La musicienne Ophélie Gaillard fait sonner à nouveau son merveilleux violoncelle

Mis à jour le 20/03/2018 à 22H39, publié le 17/03/2018 à 16H52
Ophélie Gaillard

Ophélie Gaillard

© culturebox

Le temps du fait divers est clos. Le violoncelle a retrouvé les bras d’Ophélie Gaillard et la musique peut redevenir le principal sujet d’intérêt des mélomanes. Parlons-en. Elle vient d'enregistrer le "Don Quichotte" de Richard Strauss, un morceau de bravoure et un chef d'oeuvre, où son sens du phrasé et sa sonorité profonde font merveille. Elle nous a reçus chez elle. Plein soleil.

Depuis qu’un jour de son enfance, lors d’un concert du génial violoncelliste Paul Tortelier, elle reçut le son du maestro en plein dans l’âme, Ophélie Gaillard aime d’une brûlante passion son instrument et l’immense répertoire qui lui est propre. Et cela s'entend, cette voracité joyeuse. L’appétit de rencontres et de découvertes, voilà pour le carburant! La curiosité des musiques au-delà des étiquettes, voilà pour le passeport! Quant à son âme, elle s’exprime avec fidélité et justesse dans l’expression généreuse d’un son unique, profond, chantant, et chaud. Le son, c'est l'âme des musiciens et leur psyché dévoilées en musique.

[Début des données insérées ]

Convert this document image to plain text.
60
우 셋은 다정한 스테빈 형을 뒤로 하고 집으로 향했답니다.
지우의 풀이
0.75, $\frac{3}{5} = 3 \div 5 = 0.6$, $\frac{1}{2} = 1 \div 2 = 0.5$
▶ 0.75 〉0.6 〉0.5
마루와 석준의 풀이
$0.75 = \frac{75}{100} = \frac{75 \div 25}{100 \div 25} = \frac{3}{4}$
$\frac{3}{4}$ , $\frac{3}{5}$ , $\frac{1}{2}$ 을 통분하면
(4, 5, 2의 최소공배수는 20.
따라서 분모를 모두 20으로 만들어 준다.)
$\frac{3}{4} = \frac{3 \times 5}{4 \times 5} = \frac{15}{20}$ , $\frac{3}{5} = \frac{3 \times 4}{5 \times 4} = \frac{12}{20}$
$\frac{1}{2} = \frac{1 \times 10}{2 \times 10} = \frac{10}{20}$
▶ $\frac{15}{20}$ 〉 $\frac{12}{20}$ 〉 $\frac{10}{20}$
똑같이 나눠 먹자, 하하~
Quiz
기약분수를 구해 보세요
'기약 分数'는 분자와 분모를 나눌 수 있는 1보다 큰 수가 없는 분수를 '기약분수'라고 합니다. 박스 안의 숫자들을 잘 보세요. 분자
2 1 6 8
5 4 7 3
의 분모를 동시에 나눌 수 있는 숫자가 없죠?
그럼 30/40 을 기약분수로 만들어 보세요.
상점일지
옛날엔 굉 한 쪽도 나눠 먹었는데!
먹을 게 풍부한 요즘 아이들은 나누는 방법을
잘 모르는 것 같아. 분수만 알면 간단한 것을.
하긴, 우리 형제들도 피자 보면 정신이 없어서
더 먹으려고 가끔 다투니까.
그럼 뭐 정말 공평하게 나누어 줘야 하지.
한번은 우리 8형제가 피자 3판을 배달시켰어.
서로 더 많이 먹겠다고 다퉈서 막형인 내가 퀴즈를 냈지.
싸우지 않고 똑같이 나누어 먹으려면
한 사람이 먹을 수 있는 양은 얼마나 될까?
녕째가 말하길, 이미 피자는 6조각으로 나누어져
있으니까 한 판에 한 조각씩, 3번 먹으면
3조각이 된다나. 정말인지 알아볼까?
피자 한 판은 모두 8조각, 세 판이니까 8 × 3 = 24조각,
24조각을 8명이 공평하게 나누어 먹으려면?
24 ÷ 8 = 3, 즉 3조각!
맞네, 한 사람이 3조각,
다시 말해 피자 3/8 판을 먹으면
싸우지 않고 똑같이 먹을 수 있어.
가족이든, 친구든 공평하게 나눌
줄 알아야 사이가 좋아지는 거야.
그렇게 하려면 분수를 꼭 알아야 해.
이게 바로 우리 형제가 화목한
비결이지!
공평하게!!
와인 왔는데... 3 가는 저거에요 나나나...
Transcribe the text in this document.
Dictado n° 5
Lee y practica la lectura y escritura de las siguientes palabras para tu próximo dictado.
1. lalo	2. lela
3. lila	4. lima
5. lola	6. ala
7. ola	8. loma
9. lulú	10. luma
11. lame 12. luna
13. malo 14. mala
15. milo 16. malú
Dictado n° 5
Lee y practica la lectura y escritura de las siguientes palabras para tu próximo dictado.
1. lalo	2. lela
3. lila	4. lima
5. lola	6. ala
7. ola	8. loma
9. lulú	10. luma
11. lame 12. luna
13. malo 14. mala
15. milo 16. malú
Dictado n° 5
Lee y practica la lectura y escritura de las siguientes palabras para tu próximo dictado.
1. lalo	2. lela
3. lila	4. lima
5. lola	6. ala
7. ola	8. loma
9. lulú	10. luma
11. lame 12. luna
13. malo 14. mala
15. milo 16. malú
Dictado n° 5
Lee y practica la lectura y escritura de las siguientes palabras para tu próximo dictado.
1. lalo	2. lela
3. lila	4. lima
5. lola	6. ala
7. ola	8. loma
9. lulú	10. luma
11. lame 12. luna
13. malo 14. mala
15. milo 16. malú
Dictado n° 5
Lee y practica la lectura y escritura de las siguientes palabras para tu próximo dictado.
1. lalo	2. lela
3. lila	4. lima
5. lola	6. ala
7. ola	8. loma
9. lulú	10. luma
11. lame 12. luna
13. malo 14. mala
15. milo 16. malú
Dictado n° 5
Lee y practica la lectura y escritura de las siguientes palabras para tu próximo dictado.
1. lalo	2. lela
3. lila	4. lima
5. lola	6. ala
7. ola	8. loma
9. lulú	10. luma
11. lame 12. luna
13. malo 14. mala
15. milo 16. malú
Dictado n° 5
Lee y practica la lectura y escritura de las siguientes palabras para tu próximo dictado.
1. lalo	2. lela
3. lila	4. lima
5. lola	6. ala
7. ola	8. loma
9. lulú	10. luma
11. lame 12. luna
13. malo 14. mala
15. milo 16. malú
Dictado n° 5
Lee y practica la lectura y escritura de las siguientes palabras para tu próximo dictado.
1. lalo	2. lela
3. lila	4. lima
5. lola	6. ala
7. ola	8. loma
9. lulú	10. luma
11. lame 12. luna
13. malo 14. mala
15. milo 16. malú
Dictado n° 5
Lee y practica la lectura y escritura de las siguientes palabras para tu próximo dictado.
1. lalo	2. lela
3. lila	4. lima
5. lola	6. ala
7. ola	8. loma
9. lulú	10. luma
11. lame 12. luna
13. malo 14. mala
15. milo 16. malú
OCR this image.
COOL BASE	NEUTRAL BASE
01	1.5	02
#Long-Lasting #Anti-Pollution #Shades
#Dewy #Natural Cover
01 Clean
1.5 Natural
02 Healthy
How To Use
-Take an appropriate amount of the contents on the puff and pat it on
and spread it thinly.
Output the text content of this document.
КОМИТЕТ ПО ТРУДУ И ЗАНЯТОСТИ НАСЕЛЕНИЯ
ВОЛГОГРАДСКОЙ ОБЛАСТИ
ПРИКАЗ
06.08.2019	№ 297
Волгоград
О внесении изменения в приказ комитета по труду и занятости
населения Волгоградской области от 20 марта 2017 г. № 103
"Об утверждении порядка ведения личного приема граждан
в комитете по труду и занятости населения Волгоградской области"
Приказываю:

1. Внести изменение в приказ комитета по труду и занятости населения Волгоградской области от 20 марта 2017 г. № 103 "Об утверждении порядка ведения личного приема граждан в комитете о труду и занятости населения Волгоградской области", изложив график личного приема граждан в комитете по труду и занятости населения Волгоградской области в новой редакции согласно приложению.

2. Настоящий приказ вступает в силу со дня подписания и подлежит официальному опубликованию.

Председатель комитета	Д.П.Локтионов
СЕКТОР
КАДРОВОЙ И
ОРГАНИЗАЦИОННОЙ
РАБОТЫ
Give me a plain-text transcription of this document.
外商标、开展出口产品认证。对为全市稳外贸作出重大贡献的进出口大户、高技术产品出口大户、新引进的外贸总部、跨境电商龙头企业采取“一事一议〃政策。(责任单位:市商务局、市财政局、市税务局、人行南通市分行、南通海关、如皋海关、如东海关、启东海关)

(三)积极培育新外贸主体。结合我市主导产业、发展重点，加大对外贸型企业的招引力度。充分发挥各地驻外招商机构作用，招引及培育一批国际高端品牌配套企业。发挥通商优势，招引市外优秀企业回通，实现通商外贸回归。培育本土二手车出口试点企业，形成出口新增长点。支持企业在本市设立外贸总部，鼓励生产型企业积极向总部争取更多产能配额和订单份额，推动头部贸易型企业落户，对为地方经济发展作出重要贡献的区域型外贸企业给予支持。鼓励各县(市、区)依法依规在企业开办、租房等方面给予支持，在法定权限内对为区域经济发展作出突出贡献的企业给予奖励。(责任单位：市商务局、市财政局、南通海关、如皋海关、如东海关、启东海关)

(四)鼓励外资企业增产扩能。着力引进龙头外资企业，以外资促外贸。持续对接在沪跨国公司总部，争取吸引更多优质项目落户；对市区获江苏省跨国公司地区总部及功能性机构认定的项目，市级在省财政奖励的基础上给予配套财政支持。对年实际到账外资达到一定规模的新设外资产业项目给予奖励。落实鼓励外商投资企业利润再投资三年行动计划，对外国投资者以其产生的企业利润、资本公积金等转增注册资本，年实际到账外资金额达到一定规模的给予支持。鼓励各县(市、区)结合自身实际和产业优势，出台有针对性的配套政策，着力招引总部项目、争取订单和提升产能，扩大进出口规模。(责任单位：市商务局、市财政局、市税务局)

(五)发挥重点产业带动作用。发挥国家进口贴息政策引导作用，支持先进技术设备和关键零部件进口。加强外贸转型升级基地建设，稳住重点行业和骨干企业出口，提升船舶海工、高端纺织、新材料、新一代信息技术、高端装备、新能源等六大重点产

Parlons fait divers, pour au moins nous en débarrasser plus vite.
Il y a moins d’un mois, Ophélie Gaillard fut, suite à un vol, amputée de son instrument. Violence d’un déchirement indicible. On connaît la fin de cette histoire, avec cette intervention heureuse des dieux de la musique, Euterpe et Apollon. Qu’ils en soient remerciés, ils n’ont pas chômé ! Le précieux instrument fut retrouvé, trois jours plus tard dans des circonstances oniriques et heureuses. Tournons la page! Occupons-nous de musique maintenant. Le tintamarre médiatique lié à cette affaire n’a fait que trop de bruit. On a beaucoup trop parlé de l’instrument, parlons donc de l’instrumentiste.Ou plutôt écoutons-la, avec ce beau cadeau qu’elle nous fait dans la lumière de son salon: Bourrées de la suite numéro 3 extraite des suites pour violoncelle seul du grand Bach.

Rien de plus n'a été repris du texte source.